Would you pay $20 to save 13 minutes on your morning Capital Beltway commute from Springfield to Tysons Corner?
Builders of new high-occupancy toll (HOT) lanes on the Beltway are betting $2 billion that there are enough drivers in the Washington region willing to pay tolls that could add up to $40 a day.
Construction started last month on 14 miles of HOT lanes that will stretch between the Springfield interchange and just north of the Dulles Toll Road. Tolls will fluctuate based on traffic -- the heavier the traffic, the higher the tolls -- to ensure that the lanes remain free-flowing.
But what the builders of the lanes are really selling is time. They are counting on frustrated commuters who have missed Little League games, scrambled to pick up children at day care or are forced to leave home two hours early for a commute that should take an hour.
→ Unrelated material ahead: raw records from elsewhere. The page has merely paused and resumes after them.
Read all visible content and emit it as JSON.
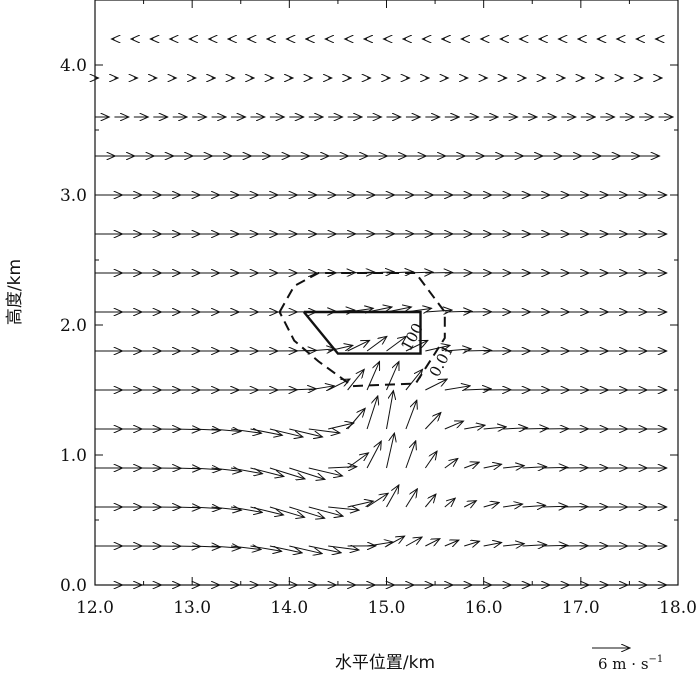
{
  "chart_data": {
    "type": "vector-field",
    "xlabel": "水平位置/km",
    "ylabel": "高度/km",
    "xlim": [
      12.0,
      18.0
    ],
    "ylim": [
      0.0,
      4.5
    ],
    "xticks": [
      12.0,
      13.0,
      14.0,
      15.0,
      16.0,
      17.0,
      18.0
    ],
    "xtick_labels": [
      "12.0",
      "13.0",
      "14.0",
      "15.0",
      "16.0",
      "17.0",
      "18.0"
    ],
    "yticks": [
      0.0,
      1.0,
      2.0,
      3.0,
      4.0
    ],
    "ytick_labels": [
      "0.0",
      "1.0",
      "2.0",
      "3.0",
      "4.0"
    ],
    "reference_vector": {
      "magnitude": 6,
      "label": "6 m · s",
      "exponent": "−1"
    },
    "grid": false,
    "contours": [
      {
        "label": "100",
        "style": "solid",
        "points": [
          [
            14.15,
            2.1
          ],
          [
            15.35,
            2.1
          ],
          [
            15.35,
            1.78
          ],
          [
            14.5,
            1.78
          ],
          [
            14.15,
            2.1
          ]
        ]
      },
      {
        "label": "0.01",
        "style": "dashed",
        "points": [
          [
            13.9,
            2.1
          ],
          [
            14.05,
            2.3
          ],
          [
            14.3,
            2.4
          ],
          [
            15.3,
            2.4
          ],
          [
            15.6,
            2.1
          ],
          [
            15.6,
            1.9
          ],
          [
            15.3,
            1.55
          ],
          [
            14.65,
            1.53
          ],
          [
            14.3,
            1.72
          ],
          [
            14.05,
            1.88
          ],
          [
            13.9,
            2.1
          ]
        ]
      }
    ]
  }
}
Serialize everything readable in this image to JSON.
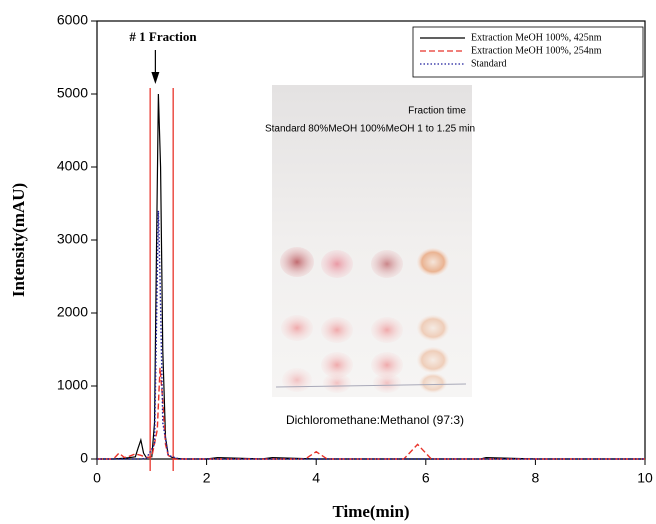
{
  "chart_data": {
    "type": "line",
    "x_label": "Time(min)",
    "y_label": "Intensity(mAU)",
    "xlim": [
      0,
      10
    ],
    "ylim": [
      0,
      6000
    ],
    "xticks": [
      0,
      2,
      4,
      6,
      8,
      10
    ],
    "yticks": [
      0,
      1000,
      2000,
      3000,
      4000,
      5000,
      6000
    ],
    "legend_position": "upper right",
    "series": [
      {
        "name": "Extraction MeOH 100%, 425nm",
        "color": "#000000",
        "style": "solid",
        "x": [
          0,
          0.3,
          0.5,
          0.7,
          0.75,
          0.8,
          0.85,
          0.9,
          1.0,
          1.05,
          1.08,
          1.12,
          1.16,
          1.2,
          1.25,
          1.3,
          1.4,
          1.6,
          2,
          2.2,
          3,
          3.2,
          4,
          5,
          5.9,
          7,
          7.1,
          8,
          10
        ],
        "values": [
          0,
          0,
          10,
          30,
          150,
          260,
          80,
          20,
          30,
          500,
          2500,
          5000,
          4000,
          1500,
          300,
          50,
          10,
          0,
          0,
          20,
          0,
          20,
          0,
          0,
          0,
          0,
          20,
          0,
          0
        ]
      },
      {
        "name": "Extraction MeOH 100%, 254nm",
        "color": "#e8332a",
        "style": "dashed",
        "x": [
          0,
          0.3,
          0.4,
          0.5,
          0.6,
          0.7,
          0.8,
          0.9,
          1.0,
          1.1,
          1.15,
          1.2,
          1.25,
          1.3,
          1.4,
          2,
          3.8,
          4.0,
          4.2,
          5.6,
          5.85,
          6.1,
          10
        ],
        "values": [
          0,
          0,
          80,
          20,
          40,
          70,
          50,
          20,
          30,
          400,
          1250,
          800,
          200,
          50,
          0,
          0,
          0,
          100,
          0,
          0,
          200,
          0,
          0
        ]
      },
      {
        "name": "Standard",
        "color": "#1c1c9c",
        "style": "dotted",
        "x": [
          0,
          0.8,
          0.9,
          1.05,
          1.1,
          1.12,
          1.15,
          1.2,
          1.3,
          1.5,
          10
        ],
        "values": [
          0,
          0,
          10,
          200,
          2500,
          3400,
          2500,
          500,
          50,
          0,
          0
        ]
      }
    ],
    "fraction_bounds": [
      0.97,
      1.39
    ],
    "fraction_label": "# 1 Fraction",
    "inset_labels": [
      "Fraction time",
      "Standard 80%MeOH 100%MeOH 1 to 1.25 min",
      "Dichloromethane:Methanol (97:3)"
    ]
  }
}
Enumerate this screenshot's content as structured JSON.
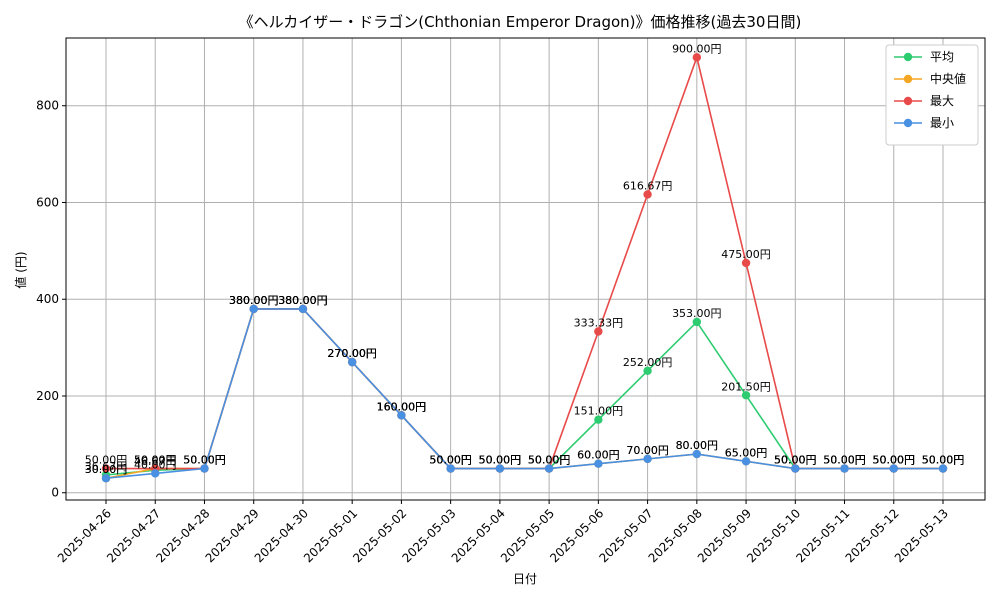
{
  "chart_data": {
    "type": "line",
    "title": "《ヘルカイザー・ドラゴン(Chthonian Emperor Dragon)》価格推移(過去30日間)",
    "xlabel": "日付",
    "ylabel": "値 (円)",
    "ylim": [
      -15,
      940
    ],
    "yticks": [
      0,
      200,
      400,
      600,
      800
    ],
    "grid": true,
    "legend_position": "top-right",
    "label_suffix": "円",
    "categories": [
      "2025-04-26",
      "2025-04-27",
      "2025-04-28",
      "2025-04-29",
      "2025-04-30",
      "2025-05-01",
      "2025-05-02",
      "2025-05-03",
      "2025-05-04",
      "2025-05-05",
      "2025-05-06",
      "2025-05-07",
      "2025-05-08",
      "2025-05-09",
      "2025-05-10",
      "2025-05-11",
      "2025-05-12",
      "2025-05-13"
    ],
    "series": [
      {
        "name": "平均",
        "color": "#2ecc71",
        "values": [
          36.67,
          46.67,
          50,
          380,
          380,
          270,
          160,
          50,
          50,
          50,
          151,
          252,
          353,
          201.5,
          50,
          50,
          50,
          50
        ]
      },
      {
        "name": "中央値",
        "color": "#f5a623",
        "values": [
          30,
          50,
          50,
          380,
          380,
          270,
          160,
          50,
          50,
          50,
          60,
          70,
          80,
          65,
          50,
          50,
          50,
          50
        ]
      },
      {
        "name": "最大",
        "color": "#e84a4a",
        "values": [
          50,
          50,
          50,
          380,
          380,
          270,
          160,
          50,
          50,
          50,
          333.33,
          616.67,
          900,
          475,
          50,
          50,
          50,
          50
        ]
      },
      {
        "name": "最小",
        "color": "#4a90e2",
        "values": [
          30,
          40,
          50,
          380,
          380,
          270,
          160,
          50,
          50,
          50,
          60,
          70,
          80,
          65,
          50,
          50,
          50,
          50
        ]
      }
    ]
  }
}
The question is whether there will be enough of those people when the lanes open in five years.
"This is a crapshoot," said Robert Poole, director of transportation studies for the Reason Foundation and an early proponent of HOT lanes. "You just never know until the road is open."
Commuters in the Washington region are affluent enough and time-pressed enough to make it work, according to two internal traffic and revenue studies sent to potential investors in the project.
The studies, commissioned by Transurban and potential investors, say the HOT lanes will be so successful that tolls could be increased 25 percent above levels needed to keep traffic moving and there would still be enough takers, even in a tough economic climate.
"If it saves me time, then I don't care about paying the toll," said Nikhir Kumar, 35, of Reston, who commutes to Tysons Corner and can spend up to two hours in Beltway traffic. "You can't put a dollar price on spending time with my wife and 18-month-old."
Using an average rush-hour toll of $1.54 a mile, as projected in the studies, a 6.3- mile morning commute between Route 29 and Braddock Road in Fairfax County would cost $9.70 and save 90 seconds over the Beltway's "free lanes." That translates to $6.47 for each minute saved -- an hourly rate of $388, which would make some K Street lawyers jealous.
The value of time has changed over the years, said Alan Pisarski, who studies commuting behavior. In the 1950s, people were more sensitive to cost and the value of time was lower on the scale, he said. Starting in the 1980s, the values shifted.